İnsanlar giyim-kuşamlarında biraz şahsîlik payı ayırırlar kendilerine; renktir, aksesuardır, markadır, modeldir. Askerliğin ilk günü TSK markasından başka ürün kullanmanız yasaklanırken aslında kendiniz gibi olmaktan vazgeçmeniz bekleniyor ve bu ilk günde çok sert bir tesir yapıyor. Fabrikasyon malı gibi birbirine çok benzeyen bir yığın şaşkın ve ürkek genç. Kabak gibi kafaları, ayaklarını vuran botları ve bir torba gibi üstlerinden dökülen hâki üniformayla kabuğundan yeni çıkmış civcivleri andırırlar.
BAK KARDEŞİM, BEN SENİN KOMUTANIN FİLAN DEĞİLİM; ONA GÖRE!
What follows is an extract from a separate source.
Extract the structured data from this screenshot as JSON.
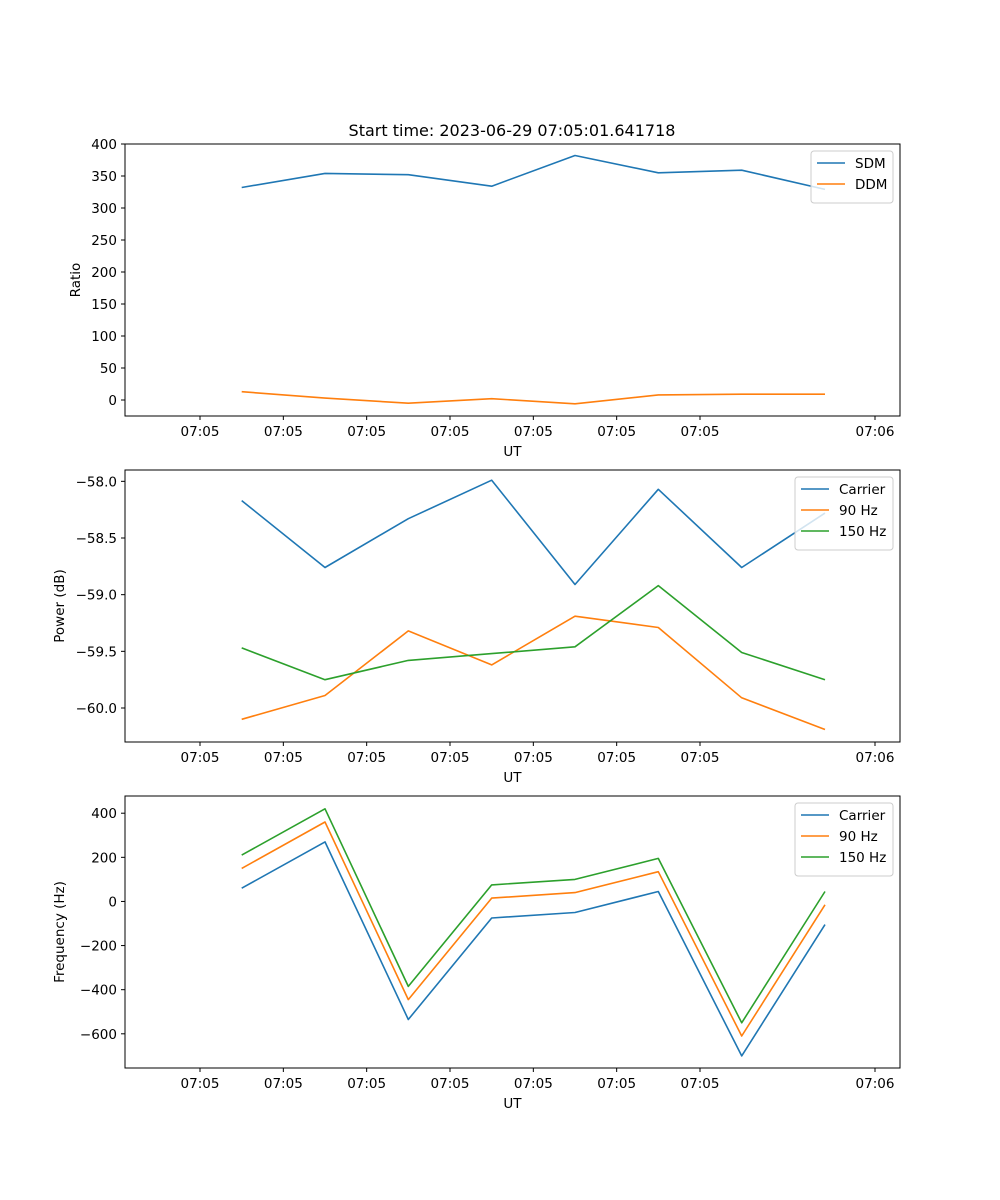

Daha ikinci gün, bota, cekete, hele hele herkesin kafasında ayrıca bir gülünçlük âbidesi gibi duran hâki kepe alışamadan mutfak nöbetinde buluverdim kendimi. Mutfağın yerini bulduktan sonra karşıma çıkan bir hâki elbiseliye ne yapacağımı sordum, “Mutfakta nöbet tutacaksın; sizler için pişen yemeğin malzemelerini, temizliğini, pişirme ortamını gözetleyeceksin!” dedi. “Peki komutanım” dedim ve benden yaşlı duran bu “komutanım”ın peşinden yürüyerek mutfağın derinliklerine girdim. Adam bana, “İşte bu etlerin saklandığı soğuk hava deposu, işte bu tencereler, burası sebzelerin yıkandığı yer, vesaire” diye mihmandarlık ediyor. Ben ise hitapta kusur etmemek için, “Anladım komutanım” deyip duruyorum. Bir ara beni tenha bir yere çekti,
-Bak kardeşim, dedi. “Ben senin komutanım değilim; ben astsubayım. Sen ise yedeksubay adayı öğrencisin. Aramızda ast-üst ilişkisi yok. Bana komutanım deyip durma. Duyan olur, ayıp kaçar”.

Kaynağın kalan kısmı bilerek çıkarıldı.